Another speaker at the dinner, a friend of mine, Will Njoku, spoke of the need for spiritual health which is also an important aspect of a person's ability to fight and survive cancer.
I want to mention as well our colleague in the other place, Senator Mike Forrestall, who placed a private member's bill before the Senate, which calls upon the government similarly to develop a national research driven strategy around cancer control. I commend him for his ongoing efforts.
Although the statistics are there, it is again the human impact. Thirty years from now, between five and six million Canadians will develop cancer. Between 2.4 million and 3.2 million will die prematurely from the illness. Prevention, early detection, proper treatment, healthy living, anti-carcinogenic foods, drug strategies; is there anything in life more fundamental than health? Mr. Speaker, you know that, having done some training recently. Is there anything more basic than a quality of life when it comes to health?
The economic productivity at risk because of cancer is significant. Again there is a need to consider these aspects. Over the next 30 years the Canadian economy will lose approximately $540 billion as a result of lost productivity due to cancer. Tax revenues to cancer are expected to be in the range of $248 billion as a direct consequence of health costs and lost productivity.
Again I put those statistics on the record only to show that there is a huge economic impact as well. This is why it is such a meagre investment to be earmarking money at this point, knowing that it will be exponentially in favour of improving these economic impacts, but more important again, the life impact.
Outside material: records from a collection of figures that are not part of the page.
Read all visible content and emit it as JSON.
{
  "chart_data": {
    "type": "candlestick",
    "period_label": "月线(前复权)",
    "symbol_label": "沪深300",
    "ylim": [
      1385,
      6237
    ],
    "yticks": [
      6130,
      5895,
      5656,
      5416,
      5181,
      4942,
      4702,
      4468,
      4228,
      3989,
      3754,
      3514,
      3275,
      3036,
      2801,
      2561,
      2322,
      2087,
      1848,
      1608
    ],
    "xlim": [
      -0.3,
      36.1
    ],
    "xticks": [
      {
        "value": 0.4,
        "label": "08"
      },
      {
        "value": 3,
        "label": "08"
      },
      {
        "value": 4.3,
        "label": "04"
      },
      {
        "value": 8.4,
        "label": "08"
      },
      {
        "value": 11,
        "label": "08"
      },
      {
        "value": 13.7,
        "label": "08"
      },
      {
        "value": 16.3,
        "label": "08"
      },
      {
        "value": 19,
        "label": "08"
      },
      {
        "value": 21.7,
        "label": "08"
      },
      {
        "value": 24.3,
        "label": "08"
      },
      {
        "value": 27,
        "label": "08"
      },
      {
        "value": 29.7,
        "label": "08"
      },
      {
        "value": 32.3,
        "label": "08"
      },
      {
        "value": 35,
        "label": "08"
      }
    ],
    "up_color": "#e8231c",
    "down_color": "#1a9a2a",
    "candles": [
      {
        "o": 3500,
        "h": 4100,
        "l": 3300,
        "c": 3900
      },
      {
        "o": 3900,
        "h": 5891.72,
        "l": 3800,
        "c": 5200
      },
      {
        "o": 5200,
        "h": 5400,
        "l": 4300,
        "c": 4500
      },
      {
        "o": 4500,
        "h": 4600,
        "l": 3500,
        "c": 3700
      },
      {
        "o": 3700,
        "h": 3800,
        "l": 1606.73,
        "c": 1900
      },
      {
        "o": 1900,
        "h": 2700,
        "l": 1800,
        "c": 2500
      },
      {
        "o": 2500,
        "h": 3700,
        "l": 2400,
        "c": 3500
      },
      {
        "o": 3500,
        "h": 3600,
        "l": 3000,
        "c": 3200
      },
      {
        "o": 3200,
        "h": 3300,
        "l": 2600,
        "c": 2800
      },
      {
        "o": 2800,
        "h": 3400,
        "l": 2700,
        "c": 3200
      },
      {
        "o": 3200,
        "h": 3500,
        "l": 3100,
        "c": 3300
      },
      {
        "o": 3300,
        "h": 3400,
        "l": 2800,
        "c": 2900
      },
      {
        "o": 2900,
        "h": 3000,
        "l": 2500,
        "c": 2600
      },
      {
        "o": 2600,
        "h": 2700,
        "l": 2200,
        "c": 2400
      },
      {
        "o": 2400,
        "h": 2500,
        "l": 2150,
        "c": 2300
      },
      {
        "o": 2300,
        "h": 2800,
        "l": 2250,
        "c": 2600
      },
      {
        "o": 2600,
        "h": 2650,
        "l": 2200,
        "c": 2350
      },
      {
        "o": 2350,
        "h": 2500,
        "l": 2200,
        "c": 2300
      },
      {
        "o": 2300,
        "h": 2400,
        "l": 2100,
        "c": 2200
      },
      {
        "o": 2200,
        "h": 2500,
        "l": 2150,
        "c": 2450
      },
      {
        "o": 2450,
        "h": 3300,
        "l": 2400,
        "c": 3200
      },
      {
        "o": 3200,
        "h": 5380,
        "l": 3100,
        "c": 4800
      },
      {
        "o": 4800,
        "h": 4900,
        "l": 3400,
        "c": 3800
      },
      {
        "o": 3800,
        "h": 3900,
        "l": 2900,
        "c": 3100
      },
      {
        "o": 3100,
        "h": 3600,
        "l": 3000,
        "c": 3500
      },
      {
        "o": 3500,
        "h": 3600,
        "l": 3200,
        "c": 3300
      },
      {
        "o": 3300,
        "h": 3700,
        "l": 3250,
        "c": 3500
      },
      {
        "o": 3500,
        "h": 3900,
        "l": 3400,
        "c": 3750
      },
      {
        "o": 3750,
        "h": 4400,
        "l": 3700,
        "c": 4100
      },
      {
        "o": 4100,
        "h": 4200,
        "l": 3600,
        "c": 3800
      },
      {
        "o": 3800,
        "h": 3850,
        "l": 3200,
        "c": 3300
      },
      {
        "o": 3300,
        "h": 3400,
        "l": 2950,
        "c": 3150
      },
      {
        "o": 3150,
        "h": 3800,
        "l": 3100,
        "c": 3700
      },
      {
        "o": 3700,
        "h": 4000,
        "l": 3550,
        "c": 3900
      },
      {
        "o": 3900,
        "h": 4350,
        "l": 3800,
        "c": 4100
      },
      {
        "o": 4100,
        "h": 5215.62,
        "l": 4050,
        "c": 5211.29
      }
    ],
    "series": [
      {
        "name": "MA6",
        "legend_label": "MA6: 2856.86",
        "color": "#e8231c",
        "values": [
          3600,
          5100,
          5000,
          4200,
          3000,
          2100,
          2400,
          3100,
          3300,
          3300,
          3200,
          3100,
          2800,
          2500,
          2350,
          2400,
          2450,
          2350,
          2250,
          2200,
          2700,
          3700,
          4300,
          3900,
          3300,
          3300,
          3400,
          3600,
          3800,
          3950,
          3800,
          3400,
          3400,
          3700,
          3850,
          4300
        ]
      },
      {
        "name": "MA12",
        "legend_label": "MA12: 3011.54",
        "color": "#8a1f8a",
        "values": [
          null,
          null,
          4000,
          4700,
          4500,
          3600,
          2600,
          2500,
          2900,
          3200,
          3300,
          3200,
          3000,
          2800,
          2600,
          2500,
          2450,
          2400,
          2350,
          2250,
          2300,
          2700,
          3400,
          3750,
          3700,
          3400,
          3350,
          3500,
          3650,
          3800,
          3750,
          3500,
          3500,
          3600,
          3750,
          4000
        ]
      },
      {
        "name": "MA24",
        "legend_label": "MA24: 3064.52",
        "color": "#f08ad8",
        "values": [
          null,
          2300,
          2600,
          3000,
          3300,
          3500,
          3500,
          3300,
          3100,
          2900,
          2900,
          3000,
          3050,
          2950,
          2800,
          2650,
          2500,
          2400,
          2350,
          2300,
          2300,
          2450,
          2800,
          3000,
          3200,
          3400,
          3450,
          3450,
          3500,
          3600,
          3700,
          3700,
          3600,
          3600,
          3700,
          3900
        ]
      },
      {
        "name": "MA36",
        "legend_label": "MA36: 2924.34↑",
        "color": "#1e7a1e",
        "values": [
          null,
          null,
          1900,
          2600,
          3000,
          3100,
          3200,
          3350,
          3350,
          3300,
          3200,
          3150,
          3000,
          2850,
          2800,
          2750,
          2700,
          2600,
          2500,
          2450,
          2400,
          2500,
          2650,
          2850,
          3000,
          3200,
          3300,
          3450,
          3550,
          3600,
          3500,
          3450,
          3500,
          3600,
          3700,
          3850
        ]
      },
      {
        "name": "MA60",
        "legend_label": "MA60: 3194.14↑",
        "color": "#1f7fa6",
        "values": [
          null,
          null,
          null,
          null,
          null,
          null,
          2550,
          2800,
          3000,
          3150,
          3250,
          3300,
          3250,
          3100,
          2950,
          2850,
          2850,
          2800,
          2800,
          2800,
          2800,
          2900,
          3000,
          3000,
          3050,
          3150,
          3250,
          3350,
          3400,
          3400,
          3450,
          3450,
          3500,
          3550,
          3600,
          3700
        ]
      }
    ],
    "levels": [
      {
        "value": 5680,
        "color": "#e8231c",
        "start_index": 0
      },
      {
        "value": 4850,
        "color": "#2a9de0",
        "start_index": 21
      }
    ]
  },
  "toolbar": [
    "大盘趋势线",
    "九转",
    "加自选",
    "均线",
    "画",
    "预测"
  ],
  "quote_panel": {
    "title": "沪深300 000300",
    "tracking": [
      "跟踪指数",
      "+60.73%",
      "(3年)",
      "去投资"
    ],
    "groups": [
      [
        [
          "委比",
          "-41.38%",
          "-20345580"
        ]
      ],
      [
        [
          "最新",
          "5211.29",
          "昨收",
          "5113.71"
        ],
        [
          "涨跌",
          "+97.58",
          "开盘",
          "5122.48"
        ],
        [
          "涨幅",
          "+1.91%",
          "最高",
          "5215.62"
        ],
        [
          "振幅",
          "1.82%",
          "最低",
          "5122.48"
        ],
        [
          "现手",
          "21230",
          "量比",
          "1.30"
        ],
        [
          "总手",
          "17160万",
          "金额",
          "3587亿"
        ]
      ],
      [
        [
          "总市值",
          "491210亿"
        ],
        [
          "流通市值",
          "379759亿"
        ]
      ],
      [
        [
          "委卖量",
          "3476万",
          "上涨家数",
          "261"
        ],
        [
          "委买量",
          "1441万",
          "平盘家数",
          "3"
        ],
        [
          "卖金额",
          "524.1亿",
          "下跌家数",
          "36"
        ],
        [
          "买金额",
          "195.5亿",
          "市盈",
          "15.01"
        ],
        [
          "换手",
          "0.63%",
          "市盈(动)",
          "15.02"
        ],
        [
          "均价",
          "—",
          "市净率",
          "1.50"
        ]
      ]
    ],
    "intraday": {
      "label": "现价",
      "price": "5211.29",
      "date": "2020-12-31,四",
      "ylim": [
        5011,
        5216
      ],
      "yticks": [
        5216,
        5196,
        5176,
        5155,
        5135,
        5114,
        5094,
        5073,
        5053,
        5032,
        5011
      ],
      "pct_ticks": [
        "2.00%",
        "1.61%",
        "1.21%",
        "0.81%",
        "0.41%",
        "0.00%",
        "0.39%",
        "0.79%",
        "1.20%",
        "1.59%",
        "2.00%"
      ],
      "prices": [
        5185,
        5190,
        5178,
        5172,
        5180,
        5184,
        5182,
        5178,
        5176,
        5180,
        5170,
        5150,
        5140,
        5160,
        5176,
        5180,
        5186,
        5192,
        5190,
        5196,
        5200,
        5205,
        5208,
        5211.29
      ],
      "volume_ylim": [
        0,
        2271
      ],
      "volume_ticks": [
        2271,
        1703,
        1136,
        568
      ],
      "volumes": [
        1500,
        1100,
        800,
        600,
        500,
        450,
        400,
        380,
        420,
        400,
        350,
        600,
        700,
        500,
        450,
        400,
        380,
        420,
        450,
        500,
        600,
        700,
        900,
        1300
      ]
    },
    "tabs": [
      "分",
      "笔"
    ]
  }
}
It cannot be stated or repeated often enough. It cannot be quantified.
As envisioned by the Canadian Strategy for Cancer Control, there are three basic goals: first, to reduce the mortality of cancer through preventative measures including tobacco control, physical activity, healthy nutrition, increased surveillance and early testing; second, to improve access to health care by reducing waiting times for treatment; and third, to increase the quality of life for Canadians and their families living with cancer through reducing physical discomfort and emotional distress and improving pain and symptom control. All of these have added benefits for the patients' loved ones who suffer as well.
The strategy would accomplish these goals by setting up systems and processes that allow the stakeholders to tap into the best practices and techniques that have been used around the country. This information is shared between provinces.
The Canadian Cancer Society says that cancer is now the leading cause of premature death. Prostate cancer is one of the more common causes. On average, 394 Canadian men will be diagnosed with prostate cancer each week.
Members may recall there was a prostate cancer research initiative, an awareness day here on the Hill. Research is an important aspect to all of this, as are these preventative measures, including the need to have a PSA blood test done. Prostate cancer will actually surpass breast cancer as the leading type of cancer in Canada in very short order.
The dedicated work of many Canadians, including a citizen of my community, Darrell Rushton, and others makes a tremendous difference in the lives of those around them.
Breast cancer remains the leading cause. The Canadian Cancer Society predicts that this year an estimated 21,600 women will be diagnosed with breast cancer and over 5,300 will die. These statistics speak volumes. They speak for themselves.
We need to do more. This is an opportunity to do just that. This is an opportunity to perhaps restore some lost lustre and credibility in this place. More important, this is an opportunity to have an incredible impact on the cure for cancer and to assist in every way the lives of those Canadians who continue to struggle with this affliction.